It is important to realize that just because you have a solid idea, and lots of capital behind you, sometimes things don’t go as planned. Here is an article about the on-demand food company Sprig, that despite it’s best efforts, closed down today. It just doesn’t seem to make a lot of sense.
Sprig, the startup that makes and delivers its own food, is shutting down today, The Information reports. TechCrunch has since obtained a copy of the email Sprig is sending to customers today.
“It is with a heavy heart that my co-founders and I share that Sprig, Inc. will be shutting down the app today,” Sprig CEO Gagan Biyani wrote in an email customers will receive shortly. “We apologize to those of you who relied on Sprig for daily meals, and to our extended Sprig team for how this will impact them.”

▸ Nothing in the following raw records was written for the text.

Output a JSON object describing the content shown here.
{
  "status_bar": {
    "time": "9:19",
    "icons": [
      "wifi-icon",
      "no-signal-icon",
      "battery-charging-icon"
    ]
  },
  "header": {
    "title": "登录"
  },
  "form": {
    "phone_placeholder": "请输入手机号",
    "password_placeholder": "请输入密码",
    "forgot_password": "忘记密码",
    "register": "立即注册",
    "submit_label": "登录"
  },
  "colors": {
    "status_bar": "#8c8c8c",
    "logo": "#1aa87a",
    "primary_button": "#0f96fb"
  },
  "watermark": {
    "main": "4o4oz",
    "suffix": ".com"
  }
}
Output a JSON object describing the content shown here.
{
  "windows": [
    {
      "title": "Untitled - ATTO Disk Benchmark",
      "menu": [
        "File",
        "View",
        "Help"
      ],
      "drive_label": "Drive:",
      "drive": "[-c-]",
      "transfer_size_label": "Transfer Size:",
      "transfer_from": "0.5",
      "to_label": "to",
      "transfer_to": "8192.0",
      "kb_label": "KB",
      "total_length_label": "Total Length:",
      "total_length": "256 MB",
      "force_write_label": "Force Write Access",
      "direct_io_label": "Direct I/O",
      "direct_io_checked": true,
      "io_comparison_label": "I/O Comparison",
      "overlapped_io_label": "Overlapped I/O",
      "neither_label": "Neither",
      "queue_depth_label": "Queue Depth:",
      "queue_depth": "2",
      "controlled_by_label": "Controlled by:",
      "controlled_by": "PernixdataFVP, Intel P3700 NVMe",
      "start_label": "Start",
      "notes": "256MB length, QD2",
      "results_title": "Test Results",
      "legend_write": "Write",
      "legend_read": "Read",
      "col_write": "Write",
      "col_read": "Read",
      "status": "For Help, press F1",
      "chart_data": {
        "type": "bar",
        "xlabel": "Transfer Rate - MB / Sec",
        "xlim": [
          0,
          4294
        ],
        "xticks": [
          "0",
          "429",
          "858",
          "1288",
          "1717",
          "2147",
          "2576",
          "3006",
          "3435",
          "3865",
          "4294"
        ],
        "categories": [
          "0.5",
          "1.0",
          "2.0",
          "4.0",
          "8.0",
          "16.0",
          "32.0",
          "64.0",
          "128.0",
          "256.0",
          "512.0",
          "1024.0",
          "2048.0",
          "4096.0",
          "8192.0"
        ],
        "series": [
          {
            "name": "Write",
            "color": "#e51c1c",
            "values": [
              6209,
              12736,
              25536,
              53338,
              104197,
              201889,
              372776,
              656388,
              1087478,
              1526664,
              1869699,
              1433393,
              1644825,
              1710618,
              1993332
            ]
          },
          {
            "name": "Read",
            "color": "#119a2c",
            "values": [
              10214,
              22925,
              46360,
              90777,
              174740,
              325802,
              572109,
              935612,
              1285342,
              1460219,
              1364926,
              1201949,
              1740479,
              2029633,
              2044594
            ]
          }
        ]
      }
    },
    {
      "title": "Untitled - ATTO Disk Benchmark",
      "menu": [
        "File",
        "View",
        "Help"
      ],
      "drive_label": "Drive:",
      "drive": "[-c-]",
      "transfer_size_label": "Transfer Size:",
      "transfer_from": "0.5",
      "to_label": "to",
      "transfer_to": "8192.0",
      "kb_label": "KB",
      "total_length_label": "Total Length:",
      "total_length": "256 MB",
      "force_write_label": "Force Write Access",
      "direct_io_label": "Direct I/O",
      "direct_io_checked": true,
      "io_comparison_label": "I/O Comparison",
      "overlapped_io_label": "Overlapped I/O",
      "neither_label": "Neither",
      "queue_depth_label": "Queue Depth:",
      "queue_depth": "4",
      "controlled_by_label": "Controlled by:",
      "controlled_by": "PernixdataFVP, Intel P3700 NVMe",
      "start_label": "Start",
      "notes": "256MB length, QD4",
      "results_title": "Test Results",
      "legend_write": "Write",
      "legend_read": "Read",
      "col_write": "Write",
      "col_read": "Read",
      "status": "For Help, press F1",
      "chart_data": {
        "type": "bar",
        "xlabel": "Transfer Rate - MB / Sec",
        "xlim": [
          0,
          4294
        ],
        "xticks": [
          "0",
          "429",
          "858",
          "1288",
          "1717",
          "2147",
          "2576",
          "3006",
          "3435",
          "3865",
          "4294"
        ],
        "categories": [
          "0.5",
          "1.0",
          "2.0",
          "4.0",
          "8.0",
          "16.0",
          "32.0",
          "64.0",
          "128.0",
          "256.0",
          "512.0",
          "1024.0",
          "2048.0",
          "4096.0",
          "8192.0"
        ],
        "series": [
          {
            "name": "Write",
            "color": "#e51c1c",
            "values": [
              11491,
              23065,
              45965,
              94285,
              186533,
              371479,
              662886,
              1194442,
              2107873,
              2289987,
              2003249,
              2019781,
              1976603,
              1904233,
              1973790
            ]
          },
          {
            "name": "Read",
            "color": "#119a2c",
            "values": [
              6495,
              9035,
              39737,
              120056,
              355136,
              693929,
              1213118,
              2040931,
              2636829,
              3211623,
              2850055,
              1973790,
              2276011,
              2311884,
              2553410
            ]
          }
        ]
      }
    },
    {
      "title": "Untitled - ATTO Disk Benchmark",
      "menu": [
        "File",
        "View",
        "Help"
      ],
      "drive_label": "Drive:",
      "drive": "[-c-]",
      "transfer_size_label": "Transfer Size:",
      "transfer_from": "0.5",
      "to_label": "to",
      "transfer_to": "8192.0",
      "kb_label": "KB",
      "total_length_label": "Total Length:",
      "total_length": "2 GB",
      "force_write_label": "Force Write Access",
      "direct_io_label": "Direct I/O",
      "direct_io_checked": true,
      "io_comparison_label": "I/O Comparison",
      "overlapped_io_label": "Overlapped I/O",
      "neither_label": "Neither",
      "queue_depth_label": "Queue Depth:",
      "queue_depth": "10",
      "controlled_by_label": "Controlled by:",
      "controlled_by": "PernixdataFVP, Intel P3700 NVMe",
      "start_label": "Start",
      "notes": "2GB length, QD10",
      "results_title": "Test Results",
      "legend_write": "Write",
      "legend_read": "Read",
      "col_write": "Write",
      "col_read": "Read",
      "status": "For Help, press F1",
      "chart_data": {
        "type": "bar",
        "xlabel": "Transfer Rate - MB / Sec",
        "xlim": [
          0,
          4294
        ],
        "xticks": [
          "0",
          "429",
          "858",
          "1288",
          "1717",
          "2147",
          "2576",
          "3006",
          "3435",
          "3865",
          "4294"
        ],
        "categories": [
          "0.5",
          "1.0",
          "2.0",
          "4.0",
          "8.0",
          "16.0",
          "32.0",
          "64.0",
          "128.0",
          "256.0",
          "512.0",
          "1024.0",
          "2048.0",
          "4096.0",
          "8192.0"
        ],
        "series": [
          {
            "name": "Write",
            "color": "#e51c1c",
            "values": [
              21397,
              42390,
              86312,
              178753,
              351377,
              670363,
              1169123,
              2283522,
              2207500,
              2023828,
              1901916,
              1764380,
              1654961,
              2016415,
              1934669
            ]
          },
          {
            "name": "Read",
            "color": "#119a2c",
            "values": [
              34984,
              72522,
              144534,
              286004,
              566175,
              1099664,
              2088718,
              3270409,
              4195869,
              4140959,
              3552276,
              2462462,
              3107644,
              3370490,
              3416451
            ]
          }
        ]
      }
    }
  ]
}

So if you are trying to order food from Sprig today, you’re out of luck because today is Sprig’s last day of operations. This doesn’t strike me as a huge surprise because Sprig has been experimenting with some interesting strategies in the last few months. For example, it opened its kitchen on Van Ness Avenue in San Francisco to start serving food to walk-in customers, and also started delivering its food via Caviar. Sprig had also been struggling in Chicago, where it laid off seven people and paused its operations last July.
Sprig’s shutdown will affect around 200 people, including part-time employees, TechCrunch has learned. There will be a severance package, and, at this point, the goal is to help connect now-former Sprig employees with other companies that are hiring.